Они стояли близко, склонившись друг к другу. Так как на нем был вечерний костюм и крахмальный воротничок, он мог опираться о него подбородком.
– Любой, лишь бы твой, – сказал он, едва не касаясь ее лба своим и глядя вниз на карандаш, но не двигая губами.
– А ты еще и остришь… – заметила она с коротким смешком, затем выпрямилась и наконец отдала ему карандаш. (Впрочем, бог ведает как он мог острить, ведь было совершенно ясно, что вся кровь до последней капли отлила от его головы.) – Ну, а теперь иди, спеши, рисуй, нарисуй хорошо, порисуйся. – Пытаясь острить так же, как и он, она словно стремилась от него отделаться.
– Нет, вот ты еще не рисовала. Пойди порисуй, – сказал он, пропуская букву «п», и отступил, увлекая ее за собой.
– Я? – повторила она снова с изумлением, относившимся, видимо, не только к этому его требованию. С несколько растерянной улыбкой она еще постояла на месте, но потом, повинуясь магнетизирующему жесту, каким он пригласил ее к столу с пуншем, сделала несколько шагов.

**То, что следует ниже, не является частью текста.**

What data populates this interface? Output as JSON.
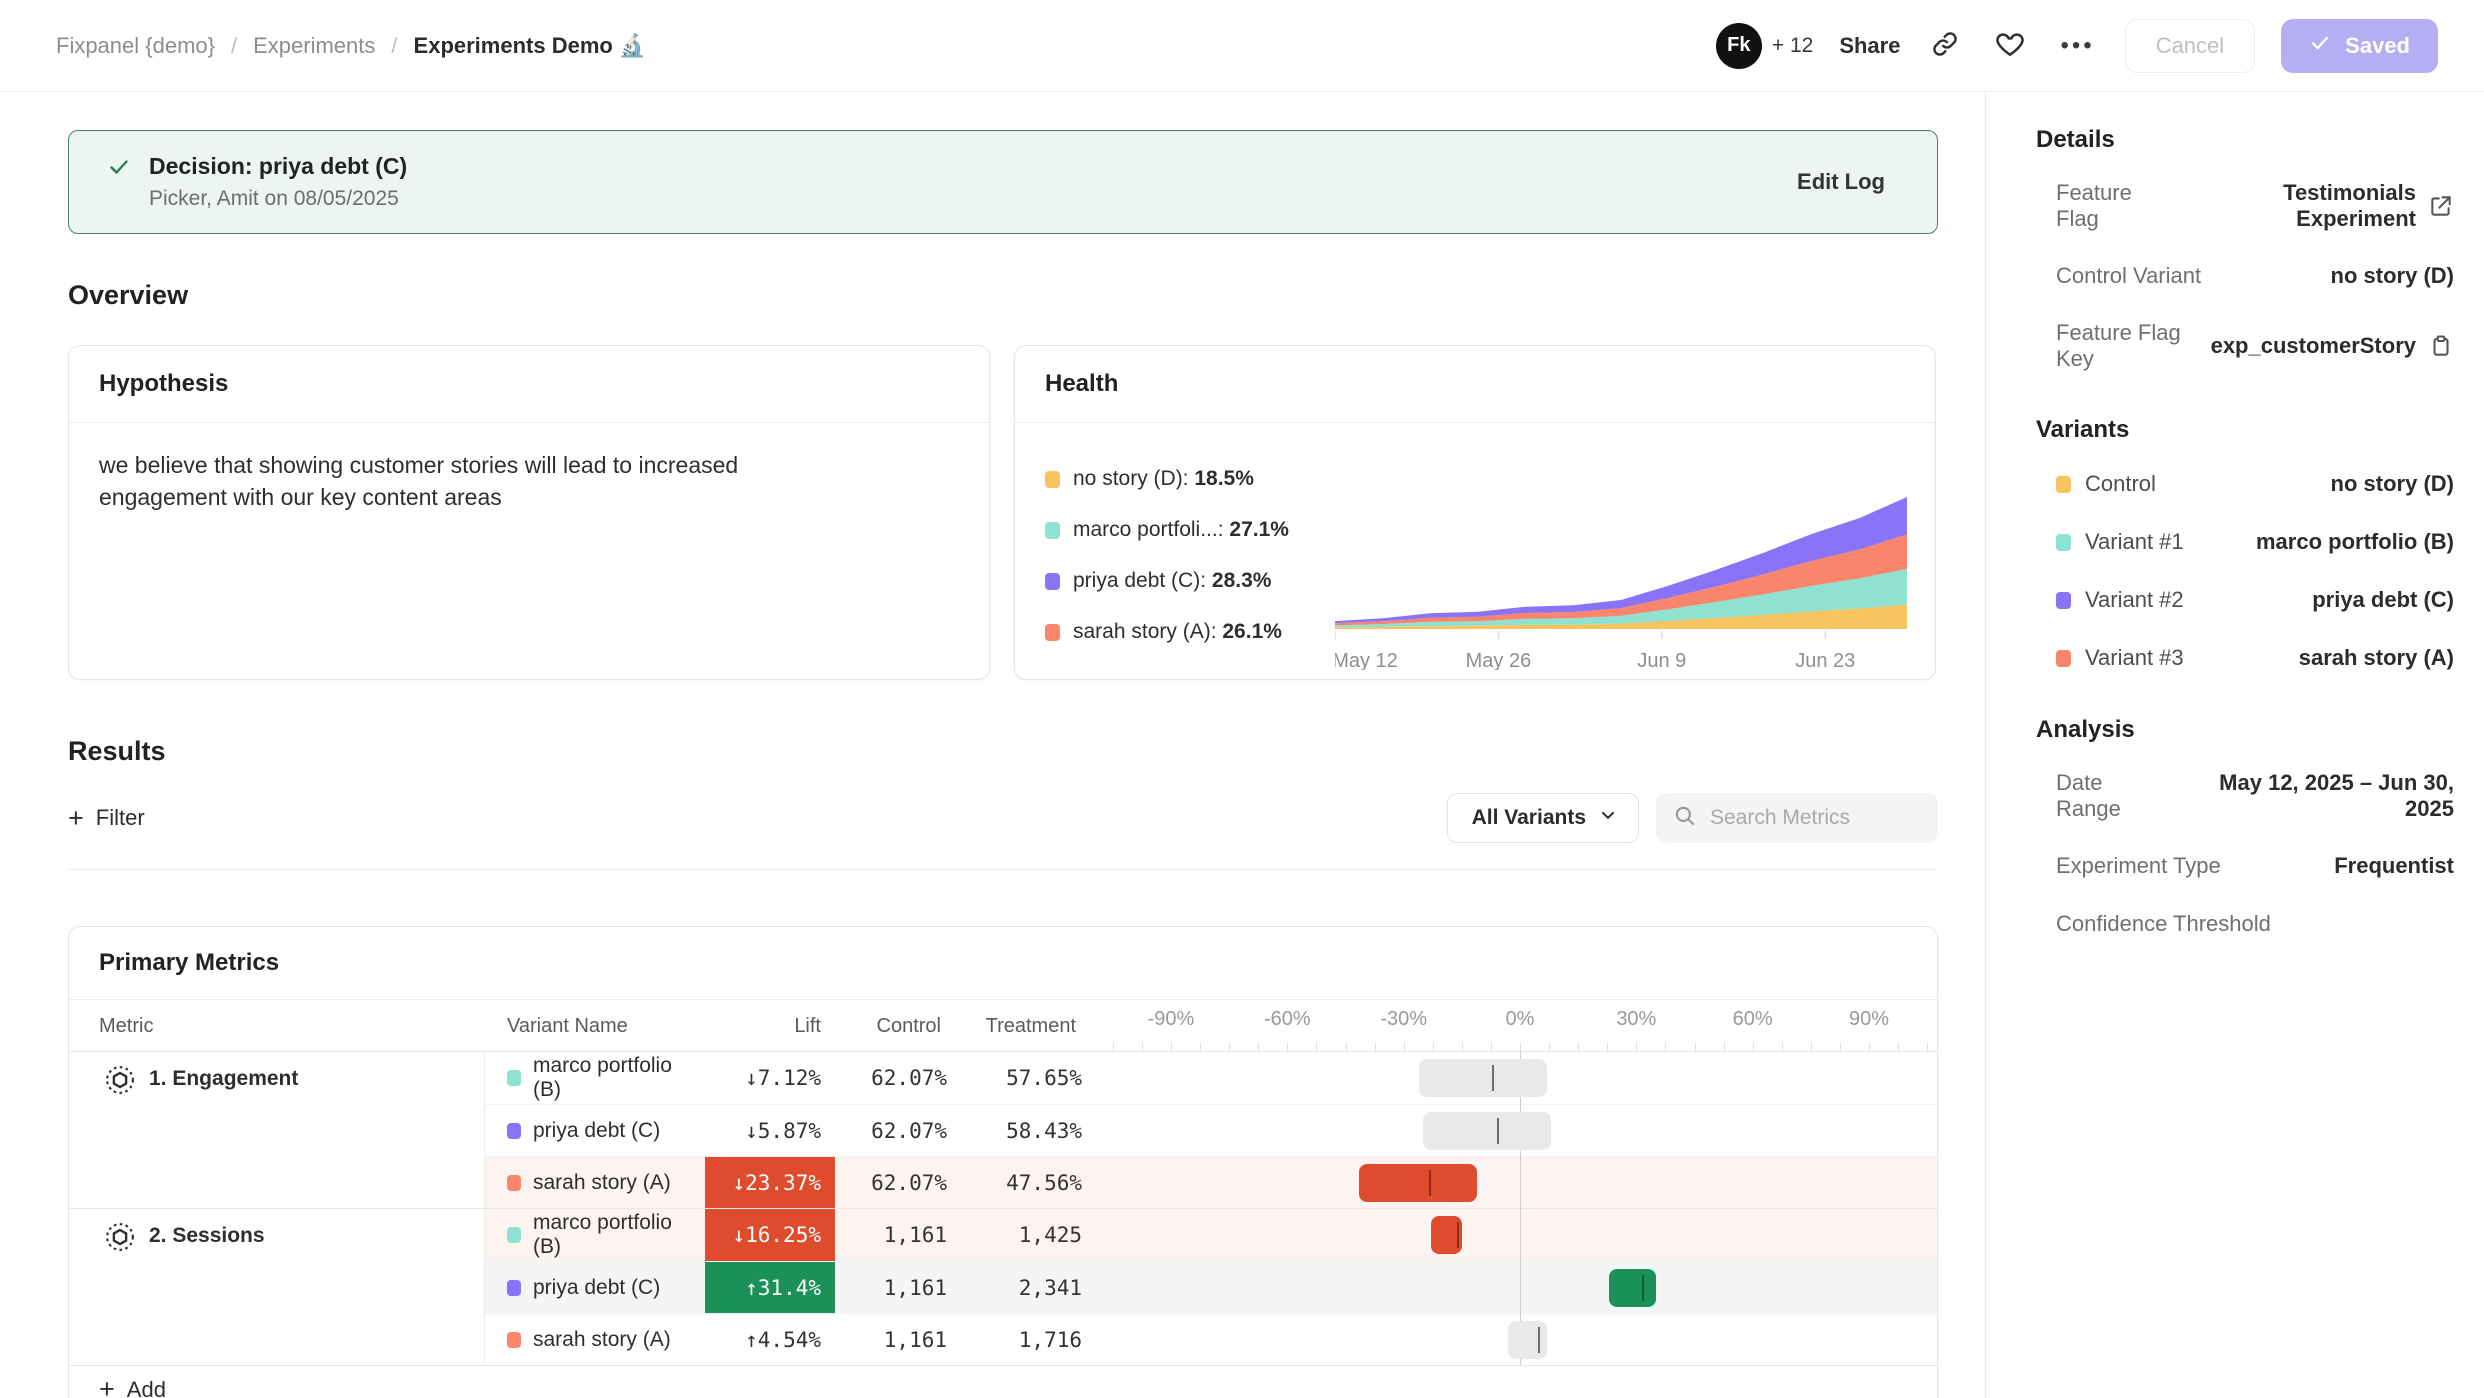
{
  "header": {
    "breadcrumb": [
      {
        "label": "Fixpanel {demo}"
      },
      {
        "label": "Experiments"
      },
      {
        "label": "Experiments Demo 🔬"
      }
    ],
    "avatar_label": "Fk",
    "avatar_extra": "+ 12",
    "share_label": "Share",
    "cancel_label": "Cancel",
    "saved_label": "Saved"
  },
  "banner": {
    "title": "Decision: priya debt (C)",
    "subtitle": "Picker, Amit on 08/05/2025",
    "action": "Edit Log"
  },
  "overview": {
    "heading": "Overview",
    "hypothesis": {
      "title": "Hypothesis",
      "body": "we believe that showing customer stories will lead to increased engagement with our key content areas"
    },
    "health": {
      "title": "Health",
      "legend": [
        {
          "name": "no story (D)",
          "value": "18.5%",
          "color": "#f7c45f"
        },
        {
          "name": "marco portfoli...",
          "value": "27.1%",
          "color": "#90e2d0"
        },
        {
          "name": "priya debt (C)",
          "value": "28.3%",
          "color": "#8b73f7"
        },
        {
          "name": "sarah story (A)",
          "value": "26.1%",
          "color": "#f8856c"
        }
      ]
    }
  },
  "chart_data": [
    {
      "type": "area",
      "title": "Health",
      "stacked": true,
      "grid": false,
      "legend_position": "left",
      "x": [
        "May 12",
        "May 16",
        "May 20",
        "May 24",
        "May 28",
        "Jun 1",
        "Jun 5",
        "Jun 9",
        "Jun 13",
        "Jun 17",
        "Jun 21",
        "Jun 25",
        "Jun 30"
      ],
      "x_axis_labels": [
        {
          "label": "May 12",
          "day": 0
        },
        {
          "label": "May 26",
          "day": 14
        },
        {
          "label": "Jun 9",
          "day": 28
        },
        {
          "label": "Jun 23",
          "day": 42
        }
      ],
      "total_days": 49,
      "ylim": [
        0,
        100
      ],
      "series": [
        {
          "name": "no story (D)",
          "color": "#f7c45f",
          "values": [
            1.1,
            1.5,
            2.2,
            2.4,
            3.1,
            3.3,
            4.1,
            6.1,
            8.3,
            10.7,
            13.3,
            15.5,
            18.5
          ]
        },
        {
          "name": "marco portfolio (B)",
          "color": "#90e2d0",
          "values": [
            1.6,
            2.2,
            3.3,
            3.5,
            4.6,
            4.9,
            6.0,
            8.9,
            12.2,
            15.7,
            19.5,
            22.8,
            27.1
          ]
        },
        {
          "name": "sarah story (A)",
          "color": "#f8856c",
          "values": [
            1.6,
            2.1,
            3.1,
            3.4,
            4.4,
            4.7,
            5.7,
            8.6,
            11.7,
            15.1,
            18.8,
            21.9,
            26.1
          ]
        },
        {
          "name": "priya debt (C)",
          "color": "#8b73f7",
          "values": [
            1.7,
            2.3,
            3.4,
            3.7,
            4.8,
            5.1,
            6.2,
            9.3,
            12.7,
            16.4,
            20.4,
            23.8,
            28.3
          ]
        }
      ]
    },
    {
      "type": "table",
      "title": "Primary Metrics — lift vs control with confidence intervals (%)",
      "axis_range": [
        -105,
        105
      ],
      "rows": [
        {
          "metric": "1. Engagement",
          "variant": "marco portfolio (B)",
          "lift_pct": -7.12,
          "control": 62.07,
          "treatment": 57.65,
          "ci": [
            -26,
            7
          ]
        },
        {
          "metric": "1. Engagement",
          "variant": "priya debt (C)",
          "lift_pct": -5.87,
          "control": 62.07,
          "treatment": 58.43,
          "ci": [
            -25,
            8
          ]
        },
        {
          "metric": "1. Engagement",
          "variant": "sarah story (A)",
          "lift_pct": -23.37,
          "control": 62.07,
          "treatment": 47.56,
          "ci": [
            -41.5,
            -11
          ]
        },
        {
          "metric": "2. Sessions",
          "variant": "marco portfolio (B)",
          "lift_pct": -16.25,
          "control": 1161,
          "treatment": 1425,
          "ci": [
            -23,
            -15
          ]
        },
        {
          "metric": "2. Sessions",
          "variant": "priya debt (C)",
          "lift_pct": 31.4,
          "control": 1161,
          "treatment": 2341,
          "ci": [
            23,
            35
          ]
        },
        {
          "metric": "2. Sessions",
          "variant": "sarah story (A)",
          "lift_pct": 4.54,
          "control": 1161,
          "treatment": 1716,
          "ci": [
            -3,
            7
          ]
        }
      ]
    }
  ],
  "results": {
    "heading": "Results",
    "filter_label": "Filter",
    "variant_filter": "All Variants",
    "search_placeholder": "Search Metrics"
  },
  "primary_metrics": {
    "title": "Primary Metrics",
    "add_label": "Add",
    "columns": {
      "metric": "Metric",
      "variant": "Variant Name",
      "lift": "Lift",
      "control": "Control",
      "treatment": "Treatment"
    },
    "axis": {
      "ticks": [
        {
          "label": "-90%",
          "value": -90
        },
        {
          "label": "-60%",
          "value": -60
        },
        {
          "label": "-30%",
          "value": -30
        },
        {
          "label": "0%",
          "value": 0
        },
        {
          "label": "30%",
          "value": 30
        },
        {
          "label": "60%",
          "value": 60
        },
        {
          "label": "90%",
          "value": 90
        }
      ]
    },
    "groups": [
      {
        "metric": "1. Engagement",
        "rows": [
          {
            "variant": "marco portfolio (B)",
            "color": "#90e2d0",
            "lift": "↓7.12%",
            "lift_style": "plain",
            "control": "62.07%",
            "treatment": "57.65%",
            "ci_low": -26,
            "ci_high": 7,
            "estimate": -7.12,
            "bar": "neutral",
            "row_bg": "none"
          },
          {
            "variant": "priya debt (C)",
            "color": "#8b73f7",
            "lift": "↓5.87%",
            "lift_style": "plain",
            "control": "62.07%",
            "treatment": "58.43%",
            "ci_low": -25,
            "ci_high": 8,
            "estimate": -5.87,
            "bar": "neutral",
            "row_bg": "none"
          },
          {
            "variant": "sarah story (A)",
            "color": "#f8856c",
            "lift": "↓23.37%",
            "lift_style": "negative",
            "control": "62.07%",
            "treatment": "47.56%",
            "ci_low": -41.5,
            "ci_high": -11,
            "estimate": -23.37,
            "bar": "negative",
            "row_bg": "negative"
          }
        ]
      },
      {
        "metric": "2. Sessions",
        "rows": [
          {
            "variant": "marco portfolio (B)",
            "color": "#90e2d0",
            "lift": "↓16.25%",
            "lift_style": "negative",
            "control": "1,161",
            "treatment": "1,425",
            "ci_low": -23,
            "ci_high": -15,
            "estimate": -16.25,
            "bar": "negative",
            "row_bg": "negative"
          },
          {
            "variant": "priya debt (C)",
            "color": "#8b73f7",
            "lift": "↑31.4%",
            "lift_style": "positive",
            "control": "1,161",
            "treatment": "2,341",
            "ci_low": 23,
            "ci_high": 35,
            "estimate": 31.4,
            "bar": "positive",
            "row_bg": "positive"
          },
          {
            "variant": "sarah story (A)",
            "color": "#f8856c",
            "lift": "↑4.54%",
            "lift_style": "plain",
            "control": "1,161",
            "treatment": "1,716",
            "ci_low": -3,
            "ci_high": 7,
            "estimate": 4.54,
            "bar": "neutral",
            "row_bg": "none"
          }
        ]
      }
    ]
  },
  "sidebar": {
    "details": {
      "heading": "Details",
      "rows": [
        {
          "label": "Feature Flag",
          "value": "Testimonials Experiment",
          "icon": "external-link"
        },
        {
          "label": "Control Variant",
          "value": "no story (D)"
        },
        {
          "label": "Feature Flag Key",
          "value": "exp_customerStory",
          "icon": "clipboard"
        }
      ]
    },
    "variants": {
      "heading": "Variants",
      "rows": [
        {
          "label": "Control",
          "value": "no story (D)",
          "color": "#f7c45f"
        },
        {
          "label": "Variant #1",
          "value": "marco portfolio (B)",
          "color": "#90e2d0"
        },
        {
          "label": "Variant #2",
          "value": "priya debt (C)",
          "color": "#8b73f7"
        },
        {
          "label": "Variant #3",
          "value": "sarah story (A)",
          "color": "#f8856c"
        }
      ]
    },
    "analysis": {
      "heading": "Analysis",
      "rows": [
        {
          "label": "Date Range",
          "value": "May 12, 2025 – Jun 30, 2025"
        },
        {
          "label": "Experiment Type",
          "value": "Frequentist"
        },
        {
          "label": "Confidence Threshold",
          "value": ""
        }
      ]
    }
  }
}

Оказалось, что игра уже перестала интересовать публику и кончилась. Кто-то еще рисовал, но зрителей уже не было. Нелепые узоры покрывали карточки, каждый показал свою полную неспособность повторить рисунок Беренса, все отошли от стола, возникло даже обратное течение. Когда исчезновение врачей было замечено, вдруг раздалось приглашение к танцам. Стол тут же отодвинули к стене У дверей читальни и музыкальной комнаты поставили дозорных, с наказом подать определенный сигнал и остановить танцы, если опять появится «старик», Кроковский или «старшая». Один юноша – славянин – бросил руки на клавиатуру маленького пианино из орехового дерева и с чувством заиграл. Первые пары закружились внутри неправильного круга, который образовали кресла и стулья с усевшейся на них публикой.
Ганс Касторп махнул вслед отплывающему столу, как бы говоря: «До свиданья!» Затем кивком указал на свободные места, замеченные им в маленькой гостиной, в укромном уголке справа за портьерой. Он не произнес при этом ни слова, – может быть, ему казалось, что юноша играет слишком громко. Он подвинул кресло – деревянное, обитое плюшем, так называемое «триумфальное» кресло – для мадам Шоша, на то место, которое указал в своей пантомиме, а себе – скрипучее, плетеное, с закругленными ручками, и сел на него, склонившись к ней, опершись локтями на ручки, держа ее карандаш и запрятав ноги далеко под сиденье. Клавдия полулежала, откинувшись в глубь плюшевого кресла, колени ее были приподняты, но она все же закинула ногу на ногу и покачивала носком; ее щиколотка выступала над краем черной лакированной туфли, туго обтянутая тоже черным шелковым чулком. Впереди них сидели другие пациенты, иногда они вставали, чтобы потанцевать или уступить свое место уставшим. Вокруг было непрерывное движение.
– Ты в новом платье, – сказал он, оглядывая ее, и услышал ответ:
– Новое? А ты разве в курсе моих туалетов?
– Ведь я не ошибся?
– Нет. Это делал Лукачек, здесь в деревне. Многие наши дамы шьют у него. Нравится?
– Очень, – ответил он, еще раз охватив взглядом всю ее фигуру, и опустил глаза. Потом добавил: – Хочешь потанцевать?
– А ты бы хотел? – спросила она, подняв брови и улыбаясь. Он ответил:
– Да уж потанцевал бы, если бы тебе захотелось.
– Ты, оказывается, не такой благонравный, как я думала, – отозвалась она и, так как он пренебрежительно рассмеялся, добавила: – Твой двоюродный брат уже удалился.
– Да, это мой двоюродный брат, – подтвердил он неизвестно зачем. – Я уже раньше заметил, что он ушел. Он, вероятно, лег.
– C'est un jeune homme tres etroit, tres honnete, tres allemand.[138]
– Etroit? Honnete?[139]– повторил он. – Я понимаю французский лучше, чем говорю. Ты хочешь сказать, что он очень педантичен? Разве ты считаешь нас, немцев, педантами, nous autres Allemands.[140]